Каждый раз, когда по утрам раздавалось ненавистное треньканье механического будильника марки «Витязь», Паша вздрагивал, даже в том случае, если просыпался заранее. «Какой мерзкий звук», – подумал Паша, глядя на настольные часы в круглом металлическом сиреневом корпусе с римскими цифрами на циферблате цвета слоновой кости. Сверху будильника, окруженная белой пластмассовой накладкой, располагалась коричневая кнопочка для остановки звонка; снизу наличествовала идентичная накладке по цветовой палитре и материалу подставка; на задней никелированной крышке находились два таких же никелированных заводных ключа: один для часового механизма, другой – для завода пружины звукового сопровождения.
Первым желанием, постоянно возникающим по утрам, было раздолбать подающее звуковой сигнал устройство, но позже такое желание пропадало. Паша потер левой ладонью лицо: «Галиматья еще всякая снится. Стаканы какие-то. Что к чему?» Паша встал с кровати и отправился в ванную комнату, бурча нараспев слова, вертевшиеся в его голове во время сна: «Стаканы, стаканы».
Завтрак состоял из целого, отрезанного через всю буханку ломтя белого хлеба со сливочным маслом, а также намазанной поверх масла икры минтаевой пробойной. Сливочное масло Паша любил, поэтому первая отрезанная долька всегда отправлялся сразу в рот, миную посредническую цепочку в виде хлеба и икры. Сахар в чай Паша не клал – пил вприкуску, доставая прямоугольные кусочки из белой коробки с надписью «Сахар рафинад».
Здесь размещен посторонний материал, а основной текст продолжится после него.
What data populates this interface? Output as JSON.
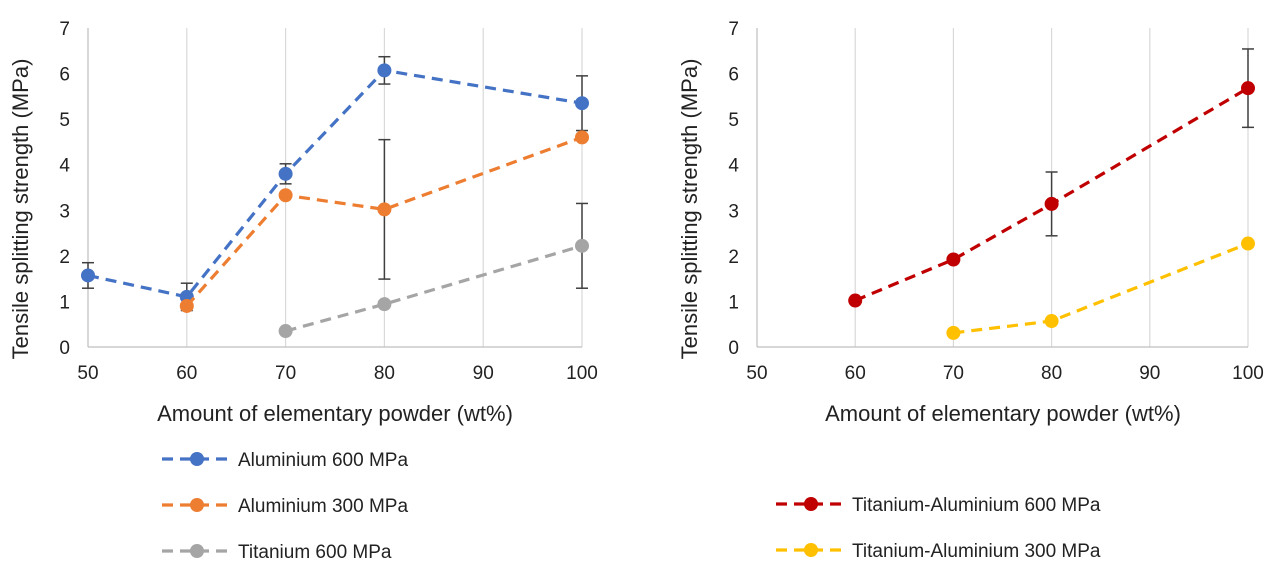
{
  "chart_data": [
    {
      "type": "line",
      "xlabel": "Amount of elementary powder (wt%)",
      "ylabel": "Tensile splitting strength (MPa)",
      "xlim": [
        50,
        100
      ],
      "ylim": [
        0,
        7
      ],
      "xticks": [
        50,
        60,
        70,
        80,
        90,
        100
      ],
      "yticks": [
        0,
        1,
        2,
        3,
        4,
        5,
        6,
        7
      ],
      "grid": "vertical",
      "legend": "bottom",
      "series": [
        {
          "name": "Aluminium 600 MPa",
          "color": "#4472C4",
          "x": [
            50,
            60,
            70,
            80,
            100
          ],
          "y": [
            1.57,
            1.1,
            3.8,
            6.07,
            5.35
          ],
          "error": [
            0.28,
            0.3,
            0.22,
            0.3,
            0.6
          ]
        },
        {
          "name": "Aluminium 300 MPa",
          "color": "#ED7D31",
          "x": [
            60,
            70,
            80,
            100
          ],
          "y": [
            0.9,
            3.33,
            3.02,
            4.6
          ],
          "error": [
            0,
            0,
            1.53,
            0
          ]
        },
        {
          "name": "Titanium 600 MPa",
          "color": "#A5A5A5",
          "x": [
            70,
            80,
            100
          ],
          "y": [
            0.35,
            0.94,
            2.22
          ],
          "error": [
            0,
            0,
            0.93
          ]
        }
      ]
    },
    {
      "type": "line",
      "xlabel": "Amount of elementary powder (wt%)",
      "ylabel": "Tensile splitting strength (MPa)",
      "xlim": [
        50,
        100
      ],
      "ylim": [
        0,
        7
      ],
      "xticks": [
        50,
        60,
        70,
        80,
        90,
        100
      ],
      "yticks": [
        0,
        1,
        2,
        3,
        4,
        5,
        6,
        7
      ],
      "grid": "vertical",
      "legend": "bottom",
      "series": [
        {
          "name": "Titanium-Aluminium 600 MPa",
          "color": "#C00000",
          "x": [
            60,
            70,
            80,
            100
          ],
          "y": [
            1.02,
            1.92,
            3.14,
            5.68
          ],
          "error": [
            0,
            0,
            0.7,
            0.86
          ]
        },
        {
          "name": "Titanium-Aluminium 300 MPa",
          "color": "#FFC000",
          "x": [
            70,
            80,
            100
          ],
          "y": [
            0.31,
            0.57,
            2.27
          ],
          "error": [
            0,
            0,
            0
          ]
        }
      ]
    }
  ]
}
Пока челюсти тщательно пережевывали утреннюю трапезу, Паша без всякой цели смотрел на лежавший перед ним брусок сливочного масла, завернутый в пищевую пергаментную бумагу, Паша называл такую калькой; на бумаге виднелись написанные простым карандашом цифры, обозначающие вес масла, после цифр красовался знак, похожий на латинскую букву «z». Взгляд постепенно становился более осмысленным, Паша изучал оставленную рукой продавщицы запись, словно проводил почерковедческую экспертизу, уделяя особое внимание плавным обводам цифры «2».